Flakiness

A flaky test is one that passes and fails without the code changing - the classic source of “just re-run it” CI noise. Nijam’s whole reason for collecting history is to surface these automatically.

How Nijam spots it

Because every run is stored with its commit, Nijam can compare outcomes for the same test on the same code. Two signals feed the score:

Within a run - a test that fails and then passes on a retry is flaky by definition. (Retries are per-framework: Playwright retries, Vitest retry, pytest via the pytest-rerunfailures plugin - without retries there’s no within-run flaky signal.)
Across runs - a test whose result flips between pass and fail for the same (or unchanged) commit, over its recent history.

Tests are then ranked so the noisiest ones rise to the top - you fix what’s costing you the most re-runs first, instead of guessing.

Flaky vs. regressed

Nijam distinguishes two failure shapes, because they need different responses:

Flaky - inconsistent on unchanged code. Usually a timing/race/environment issue in the test.
Regressed - consistently started failing at a specific commit. Usually a real bug.

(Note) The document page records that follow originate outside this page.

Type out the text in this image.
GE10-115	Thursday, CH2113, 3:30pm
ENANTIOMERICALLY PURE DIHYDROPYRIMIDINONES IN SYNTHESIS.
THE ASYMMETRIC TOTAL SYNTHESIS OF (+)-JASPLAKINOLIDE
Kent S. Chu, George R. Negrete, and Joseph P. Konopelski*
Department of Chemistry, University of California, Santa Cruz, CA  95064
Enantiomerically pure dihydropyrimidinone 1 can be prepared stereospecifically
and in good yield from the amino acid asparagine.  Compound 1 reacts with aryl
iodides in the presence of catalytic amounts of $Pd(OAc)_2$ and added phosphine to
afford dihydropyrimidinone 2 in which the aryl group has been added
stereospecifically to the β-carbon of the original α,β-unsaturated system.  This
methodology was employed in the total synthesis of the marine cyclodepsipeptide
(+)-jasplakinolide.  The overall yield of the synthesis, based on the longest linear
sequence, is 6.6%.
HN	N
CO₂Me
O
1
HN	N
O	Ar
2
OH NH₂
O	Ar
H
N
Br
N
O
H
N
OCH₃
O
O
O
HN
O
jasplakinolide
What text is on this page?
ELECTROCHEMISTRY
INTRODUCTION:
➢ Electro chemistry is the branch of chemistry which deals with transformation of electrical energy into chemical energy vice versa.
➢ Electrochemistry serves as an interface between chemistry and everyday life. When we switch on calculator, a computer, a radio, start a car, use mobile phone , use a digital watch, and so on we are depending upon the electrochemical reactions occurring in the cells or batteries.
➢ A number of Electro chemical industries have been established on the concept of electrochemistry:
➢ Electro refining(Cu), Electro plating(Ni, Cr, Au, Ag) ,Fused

The test detail page shows the history timeline so you can tell which one you’re looking at.

Getting better signal

Flakiness detection improves with history, so:

Run on CI, not just locally - consistent environment and metadata make the comparison meaningful.
Keep retries on - Playwright retries, Vitest retry, or pytest’s pytest-rerunfailures give Nijam the within-run flip signal.
Tag environments - an environment tag lets you tell apart “flaky everywhere” from “flaky only on one browser/staging”.